Lori continues to stay busy while wrestling with the inconsistent downtime caused by COVID-19. “Georgia is filled with incredible hiking and biking trails – fishing, etc.…. Paul and I spend a lot of time outside. We recently took Meg Stevens, SVPP/iHeart, hiking here in Atlanta. So now instead of going for drinks – we hike. Odd that COVID-19 has enhanced an even healthier lifestyle for us.”

As far as for what keeps her up at night, “Whatever is heavy on my mind, I pray. And I pray until I feel peace; remembering my late father’s words, “Let Go & Let God,” says Lewis. “I was fortunate to also be raised by a mother and stepfather who have brought a lot of laughter to life; they really are wonderful teachers in learning to take it one day at a time. I find balance in faith, discipline, laughter and naps.

She also finds balance in her daughter, who according to Lori is one of her greatest accomplishments. “I don’t know if we’re allowed to say our children are accomplishments – but my daughter Carly, who is 20 – is studying at Michigan State. Carly is thoughtful and resilient. Due to different radio gigs – I moved her a few times while raising her – always worried I was “mothering” wrong. She is so interesting to talk with and she’s the joy of my life.”

Lori Lewis Media is celebrating its first year this month and we have much to look forward to. “With the addition of Alyssa Page serving as VP, Social + Innovation for Lori Lewis Media, we will continue to build a meaningful company for brands to hire, collaborate with, and strengthen audience development,” says Lewis. “The end in mind is to build an actionable audience we can pinball off social onto the FM stick, maybe back to social, then to a podcast, and then back to more listening. But we can’t do that unless we are fully invested in the fans. We get back what we put out. And sadly – when we are not investing (even with our time), we’re actually giving the audience permission to build loyalties elsewhere – a place where they will feel part of that brand’s ‘inner circle.’”

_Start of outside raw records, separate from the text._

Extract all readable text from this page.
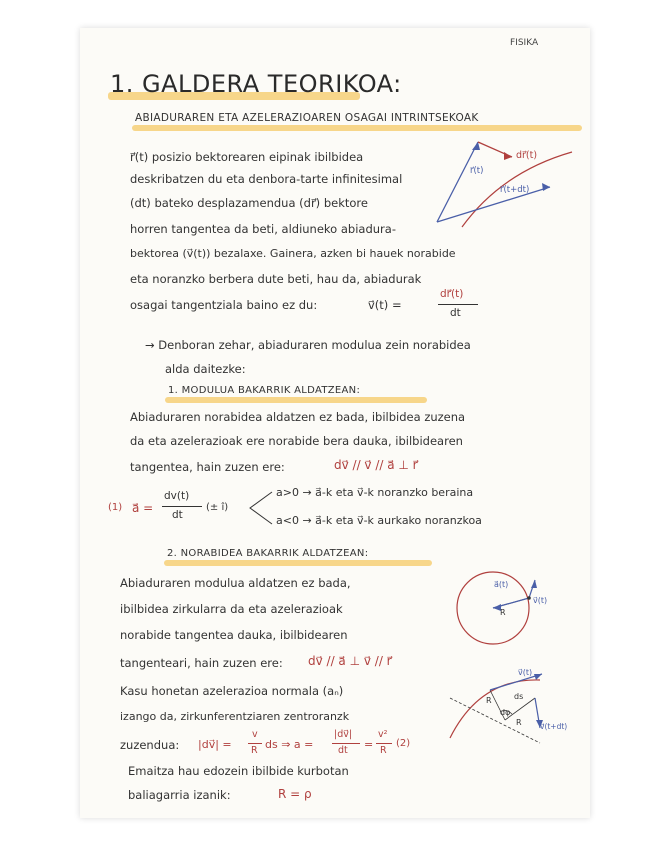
FISIKA
1. GALDERA TEORIKOA:
ABIADURAREN ETA AZELERAZIOAREN OSAGAI INTRINTSEKOAK
r⃗(t) posizio bektorearen eipinak ibilbidea
deskribatzen du eta denbora-tarte infinitesimal
(dt) bateko desplazamendua (dr⃗) bektore
horren tangentea da beti, aldiuneko abiadura-
bektorea (v⃗(t)) bezalaxe. Gainera, azken bi hauek norabide
eta noranzko berbera dute beti, hau da, abiadurak
osagai tangentziala baino ez du:	v⃗(t) =
dr⃗(t)
dt
r⃗(t)
dr⃗(t)
r⃗(t+dt)
→ Denboran zehar, abiaduraren modulua zein norabidea
alda daitezke:
1. MODULUA BAKARRIK ALDATZEAN:
Abiaduraren norabidea aldatzen ez bada, ibilbidea zuzena
da eta azelerazioak ere norabide bera dauka, ibilbidearen
tangentea, hain zuzen ere:	dv⃗ // v⃗ // a⃗ ⊥ r⃗
(1) a⃗ =
dv(t)
dt
(± î)
a>0 → a⃗-k eta v⃗-k noranzko beraina
a<0 → a⃗-k eta v⃗-k aurkako noranzkoa
2. NORABIDEA BAKARRIK ALDATZEAN:
Abiaduraren modulua aldatzen ez bada,
ibilbidea zirkularra da eta azelerazioak
norabide tangentea dauka, ibilbidearen
tangenteari, hain zuzen ere: dv⃗ // a⃗ ⊥ v⃗ // r⃗
Kasu honetan azelerazioa normala (aₙ)
izango da, zirkunferentziaren zentroranzk
zuzendua: |dv⃗| =
v
R ds ⇒ a =
|dv⃗|
dt =
v²
R
(2)
Emaitza hau edozein ibilbide kurbotan
baliagarria izanik:	R = ρ
a⃗(t)
R
v⃗(t)
v⃗(t)
R	ds
dφ
R v⃗(t+dt)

“Howard Schultz has a great quote in his book, ‘Onward, How Starbucks Fought for Its Life Without Losing Its Soul.’ ‘A well-built brand is the culmination of intangibles that do not directly flow to the revenue or profitability of a company but contribute to its texture. Forsaking them can take a subtle, collective toll.’ While Schultz wasn’t talking about social media in that quote – it’s the best way to explain social media to anyone who understands intangibles are critical in brand building. Don’t forsake them!”